Sur les 330 000 victimes d’abus sexuels (7) avant 18 ans, une estimation de 216 000 a été attribuée aux clercs, religieux et religieuses. Voici le détail de cette dernière estimation, selon le rapport NB :

  • Population générale au 1er janvier 2021 en France métropolitaine : 24 469 124 hommes et 26 933 808 femmes de plus de 18 ans (INSEE).
  • Échantillon : 13 324 hommes et 14 687 femmes.
  • Premier abus sexuel avant l’âge de 18 ans dans l’échantillon : 731 hommes et 1834 femmes dont 92 hommes et 25 femmes par le clergé, soit 117 victimes (NB p. 383) 
  •  Taux de mineurs victimes par le clergé dans l’échantillon :   92÷1324 x100 = 0,6904833
  •  Taux de mineures victimes par le clergé dans l’échantillon :  25÷14687 x 100 = 0,1702186 %
  • En rapportant ces taux à la population générale :
    0,006904833 × 24 469 124  = 168 955 hommes
    0,001702186 × 26 933 808 = 45 846 femmes
  • Au total : 214 801 personnes (8).
  • Le nombre 216 000 a été obtenu par les auteurs « bienveillants » en arrondissant à 170 000 et 46 000 les deux nombres d’hommes et de femmes ci-dessus (rapport NB, p. 392).

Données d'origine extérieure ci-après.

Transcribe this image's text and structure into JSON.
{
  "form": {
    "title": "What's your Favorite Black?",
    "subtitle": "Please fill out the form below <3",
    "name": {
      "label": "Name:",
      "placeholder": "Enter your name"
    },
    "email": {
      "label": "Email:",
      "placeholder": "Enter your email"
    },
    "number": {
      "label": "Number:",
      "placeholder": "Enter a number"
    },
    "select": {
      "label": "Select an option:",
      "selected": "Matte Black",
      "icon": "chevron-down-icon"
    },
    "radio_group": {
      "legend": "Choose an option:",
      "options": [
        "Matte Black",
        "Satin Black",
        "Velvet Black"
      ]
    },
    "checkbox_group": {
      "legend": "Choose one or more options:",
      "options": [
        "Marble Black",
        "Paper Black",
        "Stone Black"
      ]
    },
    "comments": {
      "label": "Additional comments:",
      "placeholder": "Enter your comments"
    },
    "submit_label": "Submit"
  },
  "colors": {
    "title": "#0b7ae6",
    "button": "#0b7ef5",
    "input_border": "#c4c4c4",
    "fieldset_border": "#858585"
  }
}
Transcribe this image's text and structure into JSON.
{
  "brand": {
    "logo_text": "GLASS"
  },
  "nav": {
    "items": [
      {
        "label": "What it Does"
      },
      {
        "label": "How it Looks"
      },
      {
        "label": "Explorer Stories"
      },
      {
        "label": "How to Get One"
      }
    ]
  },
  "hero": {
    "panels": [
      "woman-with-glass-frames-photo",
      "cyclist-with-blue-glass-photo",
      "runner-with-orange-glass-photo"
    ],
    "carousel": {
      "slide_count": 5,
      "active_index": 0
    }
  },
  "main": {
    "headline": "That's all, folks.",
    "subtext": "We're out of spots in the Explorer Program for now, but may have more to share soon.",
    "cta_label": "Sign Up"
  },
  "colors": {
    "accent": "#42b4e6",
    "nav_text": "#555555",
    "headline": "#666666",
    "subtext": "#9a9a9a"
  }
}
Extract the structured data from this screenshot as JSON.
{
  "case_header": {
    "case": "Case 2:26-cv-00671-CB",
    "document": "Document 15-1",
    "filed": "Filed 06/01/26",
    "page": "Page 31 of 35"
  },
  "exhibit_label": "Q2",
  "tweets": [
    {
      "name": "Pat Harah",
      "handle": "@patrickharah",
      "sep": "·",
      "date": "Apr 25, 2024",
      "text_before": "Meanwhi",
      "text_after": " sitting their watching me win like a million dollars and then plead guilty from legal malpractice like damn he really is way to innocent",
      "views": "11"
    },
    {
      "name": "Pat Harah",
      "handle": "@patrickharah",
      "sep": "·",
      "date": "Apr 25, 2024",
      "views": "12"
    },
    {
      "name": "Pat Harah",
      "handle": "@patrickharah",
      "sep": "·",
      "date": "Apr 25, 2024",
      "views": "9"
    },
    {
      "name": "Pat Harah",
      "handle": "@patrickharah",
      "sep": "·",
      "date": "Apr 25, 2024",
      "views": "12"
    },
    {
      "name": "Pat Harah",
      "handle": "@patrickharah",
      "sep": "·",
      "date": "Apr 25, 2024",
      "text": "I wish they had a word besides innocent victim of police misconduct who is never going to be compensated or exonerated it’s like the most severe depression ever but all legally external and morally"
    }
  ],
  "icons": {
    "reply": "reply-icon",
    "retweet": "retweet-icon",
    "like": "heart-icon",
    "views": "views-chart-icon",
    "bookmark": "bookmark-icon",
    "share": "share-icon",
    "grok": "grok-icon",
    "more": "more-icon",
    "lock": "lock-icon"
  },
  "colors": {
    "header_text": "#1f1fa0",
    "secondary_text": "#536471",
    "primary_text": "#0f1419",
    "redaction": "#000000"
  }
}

Un calcul similaire permet d’arriver aux 330 000, en ajoutant aux 92 hommes et 25 femmes victimes mineures du clergé trouvées dans l’échantillon les victimes mineures de laïcs travaillant dans l’Église.

Un tel procédé est équivalent à une extrapolation de la fréquence observée de joueurs de Lego dans une classe de CM1 aux 830 000 enfants de 9 ans de France métropolitaine en 2021. La classe de CM1 n’est pas un échantillon correct pour extrapoler. Tout le monde le comprend : on ne peut pas obtenir ainsi une estimation acceptable.

En ce qui concerne les intervalles de confiance :

Les estimations par intervalle des fréquences des abus avant 18 ans sont calculables par la formule 1,96 {racine de f(1-f)/n} où n est la taille de l’échantillon et f la fréquence observée. Par exemple pour les hommes (voir la page précédente) : f = 0,006904833 et n = 13 324.
On trouve l’intervalle 0,006904833 ± 0,001406082. En multipliant les bornes de l’intervalle par l’effectif dans la population générale on obtient 168 955 ± 34 406 c’est-à-dire l’intervalle [134 549, 203 361] arrondi dans le rapport (NB p. 322) à [135 000, 205 000] pour les hommes.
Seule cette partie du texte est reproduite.